Ses mots s'arrêtèrent. Hodrick dut rassembler toutes ses forces pour calmer son cœur enragé avant de continuer.

Les mots continuèrent après qu'il eut à peine réussi à réprimer son ressentiment envers lui-même qui tentait d'ajouter à son aura mortelle.

[Alors que les flammes du chaos ravageaient le continent, il m'apparut que quelque chose n'allait pas.]

« …La guerre, tu veux dire. »

[Oui, c'était une longue guerre. Ironiquement, moi qui avais pris plaisir à faire des vœux vides, je devins quelqu'un qui ne pouvait pas lever l'épée contre qui que ce soit. Tous les gens du monde étaient devenus des gens que je devais protéger.]

Les mots qui suivirent furent les regrets persistants qui firent de Hodrick un revenant.

[Même ceux qui cherchaient à nuire à ma famille.]

Ce fut un rire moqueur.

[J'avais négligé quelque chose. Dans la guerre, tout le monde est à la fois victime et méchant. Ceux qui avaient nui à ma famille étaient de telles personnes aussi.]

C'est la nature humaine. Le fait que les faibles puissent aussi être méchants, qu'aimer quelqu'un puisse aussi blesser un autre, et que celui vers qui je pointais mon épée était aussi celui que je devais protéger.

L'homme fou, qui n'avait pas vraiment saisi le poids de ses vœux, n'acquit l'illumination qu'après que les choses qu'il devait protéger furent parties.

[Ce n'est qu'alors que je réalisai à quel point il est facile de faire un serment mais à quel point il est difficile de l'accomplir, peut-être plus difficile que n'importe quoi d'autre au monde. C'est pourquoi je fus incapable de protéger quoi que ce soit, regardant impuissant mon monde s'effondrer autour de moi, forcé de faire mon deuil seul au milieu des ruines.]

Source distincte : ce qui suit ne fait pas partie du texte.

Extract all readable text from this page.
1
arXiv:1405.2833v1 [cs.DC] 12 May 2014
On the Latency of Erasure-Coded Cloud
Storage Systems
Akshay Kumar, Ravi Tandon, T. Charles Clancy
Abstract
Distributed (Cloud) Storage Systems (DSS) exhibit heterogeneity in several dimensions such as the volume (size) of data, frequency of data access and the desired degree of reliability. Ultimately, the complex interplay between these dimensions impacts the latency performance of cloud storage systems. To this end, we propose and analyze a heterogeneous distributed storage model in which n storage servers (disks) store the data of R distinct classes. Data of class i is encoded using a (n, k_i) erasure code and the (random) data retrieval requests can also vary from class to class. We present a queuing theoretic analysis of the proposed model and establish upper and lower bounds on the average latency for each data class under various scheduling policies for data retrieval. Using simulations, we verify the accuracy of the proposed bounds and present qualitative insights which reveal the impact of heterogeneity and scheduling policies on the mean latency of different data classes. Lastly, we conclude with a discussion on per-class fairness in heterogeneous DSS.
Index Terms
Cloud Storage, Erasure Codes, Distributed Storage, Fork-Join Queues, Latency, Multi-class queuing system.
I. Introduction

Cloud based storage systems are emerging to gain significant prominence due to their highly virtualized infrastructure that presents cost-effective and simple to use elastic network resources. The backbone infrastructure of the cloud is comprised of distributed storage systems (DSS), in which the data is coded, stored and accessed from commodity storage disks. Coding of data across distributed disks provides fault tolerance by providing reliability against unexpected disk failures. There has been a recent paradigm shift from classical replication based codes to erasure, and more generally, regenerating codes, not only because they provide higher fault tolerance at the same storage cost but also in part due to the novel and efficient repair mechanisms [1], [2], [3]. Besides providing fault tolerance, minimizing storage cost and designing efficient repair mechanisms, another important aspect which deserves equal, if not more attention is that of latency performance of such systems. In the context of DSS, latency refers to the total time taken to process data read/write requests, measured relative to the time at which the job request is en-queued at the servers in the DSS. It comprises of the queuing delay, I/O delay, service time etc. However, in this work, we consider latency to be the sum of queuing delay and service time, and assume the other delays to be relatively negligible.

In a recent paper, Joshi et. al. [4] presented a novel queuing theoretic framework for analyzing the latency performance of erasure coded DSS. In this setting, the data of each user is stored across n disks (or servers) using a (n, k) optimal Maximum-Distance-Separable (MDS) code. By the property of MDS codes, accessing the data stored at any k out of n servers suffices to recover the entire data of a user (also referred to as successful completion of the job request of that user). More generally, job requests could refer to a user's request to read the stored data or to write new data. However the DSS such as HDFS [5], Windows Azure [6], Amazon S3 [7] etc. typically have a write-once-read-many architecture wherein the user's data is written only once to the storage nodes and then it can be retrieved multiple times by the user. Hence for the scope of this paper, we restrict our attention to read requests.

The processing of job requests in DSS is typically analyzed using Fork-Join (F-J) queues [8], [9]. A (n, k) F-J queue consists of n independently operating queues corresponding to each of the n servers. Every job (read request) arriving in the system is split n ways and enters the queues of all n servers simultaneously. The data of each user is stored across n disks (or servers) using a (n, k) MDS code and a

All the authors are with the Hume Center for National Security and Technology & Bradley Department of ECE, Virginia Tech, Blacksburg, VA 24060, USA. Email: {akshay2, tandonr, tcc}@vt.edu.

Après avoir fini sa longue histoire, Hodrick regarda Vera.

[Alors, j'espère que tu ne suivras pas le même chemin que moi. J'espère que tu seras plus prudent que tout le reste quand tu feras un serment. Et j'espère que tu ne verras pas ton pouvoir juste comme un miracle commode à utiliser.]

Ce qui suivit fut un conseil et, en même temps, un avertissement.